We never did get to take that trip at the end of October. The weather was bad. Things were going on at home that could not be put aside. But the Roadtrek was fixed and fixed right.

Our Roadtrek dealer/service is Fretz RV in Souderton, PA. As I have said they have always been good to us! 

I have been checking voltage regularly ever since I got the Roadtrek back. It has gone on a day trip since then. The generator gets its monthly exercise. And until today - because I don't want o get into the habit of not plugging it in - even though it really does not need to be charged - I had only plugged it in once. As I write it is outside plugged in and charging. Other than when plugged in or running the generator when I put the TrippLite into Charge Only setting, I keep the TrippLite on the DC OFF setting - and there is still zero drain on the batteries.  The batteries stay at 12.9 volts - may go to 12.8X volts with x being a 100th of a volt . The lowest I have seen is 12.82 volts - all indicating that they are fully charged and holding that charge.  It has been four months now. The green light on the battery monitor inside the Roadtrek on the wall always shows C - top LED - for the momentary check of the batteries inside with the plug in 12 volt meter - and then the battery switch goes right off.

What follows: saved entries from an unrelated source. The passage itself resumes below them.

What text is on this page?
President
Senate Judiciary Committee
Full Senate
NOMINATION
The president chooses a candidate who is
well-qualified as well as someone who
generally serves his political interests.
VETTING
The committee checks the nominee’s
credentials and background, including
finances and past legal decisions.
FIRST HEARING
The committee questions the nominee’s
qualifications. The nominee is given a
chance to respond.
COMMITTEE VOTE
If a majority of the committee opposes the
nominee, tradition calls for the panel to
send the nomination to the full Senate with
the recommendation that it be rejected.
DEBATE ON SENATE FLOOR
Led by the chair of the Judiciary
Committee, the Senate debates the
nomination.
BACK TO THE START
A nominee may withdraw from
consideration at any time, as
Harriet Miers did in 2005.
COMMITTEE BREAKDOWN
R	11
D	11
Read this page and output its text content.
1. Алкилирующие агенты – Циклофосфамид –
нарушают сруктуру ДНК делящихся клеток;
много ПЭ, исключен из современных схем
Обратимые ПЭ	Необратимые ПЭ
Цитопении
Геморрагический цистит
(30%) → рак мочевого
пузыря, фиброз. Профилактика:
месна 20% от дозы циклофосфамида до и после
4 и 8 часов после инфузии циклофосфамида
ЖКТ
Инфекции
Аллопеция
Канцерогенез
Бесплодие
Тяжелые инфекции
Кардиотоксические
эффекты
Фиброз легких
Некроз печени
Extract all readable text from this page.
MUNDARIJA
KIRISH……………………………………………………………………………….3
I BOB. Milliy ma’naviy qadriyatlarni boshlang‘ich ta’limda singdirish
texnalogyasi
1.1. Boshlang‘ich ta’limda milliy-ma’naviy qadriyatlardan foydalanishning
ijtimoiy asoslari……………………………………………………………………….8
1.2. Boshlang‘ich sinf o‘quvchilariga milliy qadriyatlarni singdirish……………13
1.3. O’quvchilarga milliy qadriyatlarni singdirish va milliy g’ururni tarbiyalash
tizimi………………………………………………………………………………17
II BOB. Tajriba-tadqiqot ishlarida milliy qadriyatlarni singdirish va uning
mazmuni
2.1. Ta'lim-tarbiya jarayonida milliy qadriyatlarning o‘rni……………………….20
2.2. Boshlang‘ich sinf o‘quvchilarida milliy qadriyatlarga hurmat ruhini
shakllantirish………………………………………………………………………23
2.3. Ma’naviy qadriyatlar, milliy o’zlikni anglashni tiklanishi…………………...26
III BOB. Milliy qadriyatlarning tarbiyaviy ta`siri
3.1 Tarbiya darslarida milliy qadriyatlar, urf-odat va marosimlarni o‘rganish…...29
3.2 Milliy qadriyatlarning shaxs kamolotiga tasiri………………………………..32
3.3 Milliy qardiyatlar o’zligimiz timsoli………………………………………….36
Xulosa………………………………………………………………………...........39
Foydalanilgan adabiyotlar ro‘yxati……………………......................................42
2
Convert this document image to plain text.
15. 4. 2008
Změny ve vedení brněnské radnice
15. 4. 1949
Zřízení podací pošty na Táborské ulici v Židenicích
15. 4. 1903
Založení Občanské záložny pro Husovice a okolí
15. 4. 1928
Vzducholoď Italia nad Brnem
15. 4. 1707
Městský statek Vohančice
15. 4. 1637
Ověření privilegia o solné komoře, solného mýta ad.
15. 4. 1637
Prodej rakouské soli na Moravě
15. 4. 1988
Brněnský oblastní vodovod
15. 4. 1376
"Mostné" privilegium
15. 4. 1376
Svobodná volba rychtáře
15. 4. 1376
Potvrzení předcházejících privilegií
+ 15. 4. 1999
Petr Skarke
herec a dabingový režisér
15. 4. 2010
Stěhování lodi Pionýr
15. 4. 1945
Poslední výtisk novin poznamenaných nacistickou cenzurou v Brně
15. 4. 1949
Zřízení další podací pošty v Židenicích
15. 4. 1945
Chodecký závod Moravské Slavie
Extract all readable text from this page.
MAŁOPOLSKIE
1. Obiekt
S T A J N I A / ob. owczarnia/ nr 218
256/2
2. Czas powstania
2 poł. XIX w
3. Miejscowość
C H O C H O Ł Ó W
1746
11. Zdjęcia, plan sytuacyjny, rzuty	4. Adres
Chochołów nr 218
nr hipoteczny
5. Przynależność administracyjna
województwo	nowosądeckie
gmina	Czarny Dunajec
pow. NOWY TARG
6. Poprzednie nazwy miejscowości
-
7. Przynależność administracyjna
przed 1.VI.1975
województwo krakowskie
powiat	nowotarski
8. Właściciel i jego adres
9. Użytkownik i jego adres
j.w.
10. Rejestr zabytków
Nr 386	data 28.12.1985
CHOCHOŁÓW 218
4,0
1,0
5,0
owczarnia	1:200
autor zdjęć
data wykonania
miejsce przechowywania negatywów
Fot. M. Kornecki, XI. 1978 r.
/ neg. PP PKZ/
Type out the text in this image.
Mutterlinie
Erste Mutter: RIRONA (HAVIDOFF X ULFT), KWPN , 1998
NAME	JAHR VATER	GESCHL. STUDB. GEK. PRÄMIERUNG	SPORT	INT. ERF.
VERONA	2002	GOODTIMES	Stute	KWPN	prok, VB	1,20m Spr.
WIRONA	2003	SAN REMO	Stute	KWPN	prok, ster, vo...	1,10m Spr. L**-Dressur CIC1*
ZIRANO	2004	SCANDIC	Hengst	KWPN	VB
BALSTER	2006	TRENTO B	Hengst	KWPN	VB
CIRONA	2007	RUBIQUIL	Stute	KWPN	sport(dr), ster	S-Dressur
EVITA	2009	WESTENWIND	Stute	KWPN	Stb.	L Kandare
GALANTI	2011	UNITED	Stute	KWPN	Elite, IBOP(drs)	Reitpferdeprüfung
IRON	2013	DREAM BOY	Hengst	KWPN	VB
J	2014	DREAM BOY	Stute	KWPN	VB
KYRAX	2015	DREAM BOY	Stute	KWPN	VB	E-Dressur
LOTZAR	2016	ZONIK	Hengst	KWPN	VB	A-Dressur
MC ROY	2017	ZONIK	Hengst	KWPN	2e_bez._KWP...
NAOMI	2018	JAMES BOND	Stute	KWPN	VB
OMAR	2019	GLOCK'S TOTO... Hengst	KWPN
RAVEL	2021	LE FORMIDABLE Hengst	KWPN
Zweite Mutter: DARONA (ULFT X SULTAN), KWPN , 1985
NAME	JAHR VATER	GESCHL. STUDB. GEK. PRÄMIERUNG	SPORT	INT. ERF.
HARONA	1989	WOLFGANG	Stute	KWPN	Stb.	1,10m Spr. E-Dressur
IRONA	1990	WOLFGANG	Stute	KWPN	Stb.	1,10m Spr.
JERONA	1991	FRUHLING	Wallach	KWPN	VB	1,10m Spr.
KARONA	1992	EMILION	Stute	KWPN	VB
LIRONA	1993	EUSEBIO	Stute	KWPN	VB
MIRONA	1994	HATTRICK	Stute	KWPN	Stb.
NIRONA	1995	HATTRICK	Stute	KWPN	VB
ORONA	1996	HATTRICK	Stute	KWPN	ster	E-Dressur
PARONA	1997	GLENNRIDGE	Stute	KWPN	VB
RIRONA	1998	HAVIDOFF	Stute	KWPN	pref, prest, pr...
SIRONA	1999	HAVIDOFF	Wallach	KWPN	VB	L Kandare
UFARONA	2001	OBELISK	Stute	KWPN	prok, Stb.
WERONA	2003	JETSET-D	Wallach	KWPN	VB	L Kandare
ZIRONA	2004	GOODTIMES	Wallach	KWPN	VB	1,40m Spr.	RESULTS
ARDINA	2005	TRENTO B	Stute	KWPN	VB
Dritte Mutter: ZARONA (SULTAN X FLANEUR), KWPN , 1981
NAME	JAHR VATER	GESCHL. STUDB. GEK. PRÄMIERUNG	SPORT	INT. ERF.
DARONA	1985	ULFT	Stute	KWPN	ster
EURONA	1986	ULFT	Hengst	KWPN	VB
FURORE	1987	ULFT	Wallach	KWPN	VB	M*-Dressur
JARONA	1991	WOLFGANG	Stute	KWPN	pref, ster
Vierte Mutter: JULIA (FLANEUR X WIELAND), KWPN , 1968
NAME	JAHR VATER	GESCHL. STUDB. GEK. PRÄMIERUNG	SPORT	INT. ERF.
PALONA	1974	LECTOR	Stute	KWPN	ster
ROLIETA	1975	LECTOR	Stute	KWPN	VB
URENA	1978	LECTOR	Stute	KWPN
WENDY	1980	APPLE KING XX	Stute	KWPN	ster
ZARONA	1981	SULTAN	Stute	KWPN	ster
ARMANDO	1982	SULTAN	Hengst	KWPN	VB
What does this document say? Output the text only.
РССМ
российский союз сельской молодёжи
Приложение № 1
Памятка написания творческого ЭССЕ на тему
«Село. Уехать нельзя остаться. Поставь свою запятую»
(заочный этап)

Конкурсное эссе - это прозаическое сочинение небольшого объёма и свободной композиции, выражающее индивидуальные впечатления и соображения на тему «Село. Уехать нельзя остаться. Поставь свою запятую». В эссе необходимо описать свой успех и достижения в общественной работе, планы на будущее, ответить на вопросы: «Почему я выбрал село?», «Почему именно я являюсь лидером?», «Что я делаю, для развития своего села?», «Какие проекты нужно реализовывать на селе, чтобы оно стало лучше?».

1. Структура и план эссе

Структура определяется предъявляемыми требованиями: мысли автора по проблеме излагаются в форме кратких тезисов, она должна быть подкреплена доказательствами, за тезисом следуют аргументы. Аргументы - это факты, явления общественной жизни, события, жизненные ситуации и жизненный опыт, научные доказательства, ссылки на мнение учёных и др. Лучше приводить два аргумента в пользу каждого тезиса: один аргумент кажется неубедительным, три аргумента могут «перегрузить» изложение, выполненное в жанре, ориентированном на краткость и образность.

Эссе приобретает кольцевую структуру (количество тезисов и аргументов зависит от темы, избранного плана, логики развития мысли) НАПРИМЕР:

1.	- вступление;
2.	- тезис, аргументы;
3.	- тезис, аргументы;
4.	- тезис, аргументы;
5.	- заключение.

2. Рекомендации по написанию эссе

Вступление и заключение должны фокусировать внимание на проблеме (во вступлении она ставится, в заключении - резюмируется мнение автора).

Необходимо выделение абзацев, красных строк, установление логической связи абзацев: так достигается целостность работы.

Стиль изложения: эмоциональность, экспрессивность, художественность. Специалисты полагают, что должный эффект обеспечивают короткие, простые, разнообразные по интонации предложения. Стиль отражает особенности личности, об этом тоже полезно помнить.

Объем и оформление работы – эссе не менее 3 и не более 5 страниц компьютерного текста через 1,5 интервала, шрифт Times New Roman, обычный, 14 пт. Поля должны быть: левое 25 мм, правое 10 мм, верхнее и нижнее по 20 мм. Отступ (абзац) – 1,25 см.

Would I still recommend LifeLine  AGM batteries to replace your Roadtrek AGMs?  I am not sure if I would. Maybe it is not unusual for one to get a bad battery. I don't know. I have never gotten a bad vehicle battery. These batteries are supposed to be hand assembled at the factory in California. They are supposed to be the best - and at a price for the best. When I read though the LifeLine technical manual they talk about all the things one is supposed to do annually to maintain these batteries. Well, the AGMs Roadtrek put in when they built my Roadtrek in 2011 lasted until - and maybe even would have lasted longer past - 2019. I decided to replace them because they were not charging when driving - and we found out after buying the new batteries that the problem with that was not the batteries at all but the battery separator going bad. So I might still have had the OEM batteries now if that had not happened.  And all I ever did to maintain those batteries was to plug in every month and charge them - once a month up to when they were four years old and then I started plugging in twice a month - to keep them charged. And with these new batteries- well that is my plan also -they will get plugged in once a month - which is also good for keeping the engine battery charged (depending on the year of your Roadtrek).  I can't be doing what they say to do and I have no idea how to do what they say to check and record, discharge, and ,,.  Well. they will get plugged in. You can download the manual on the LifeLine website and decide for yourself.

I will be writing some articles about what I have learned about the Roadtrek electrical system which goes beyond the basics I have written about in the past. There are things that work a lot differently than I had thought they did. i have mentioned some of them so far. But that is for another article.

Once again, thanks for coming along on this journey - one I rather I would have not had to take.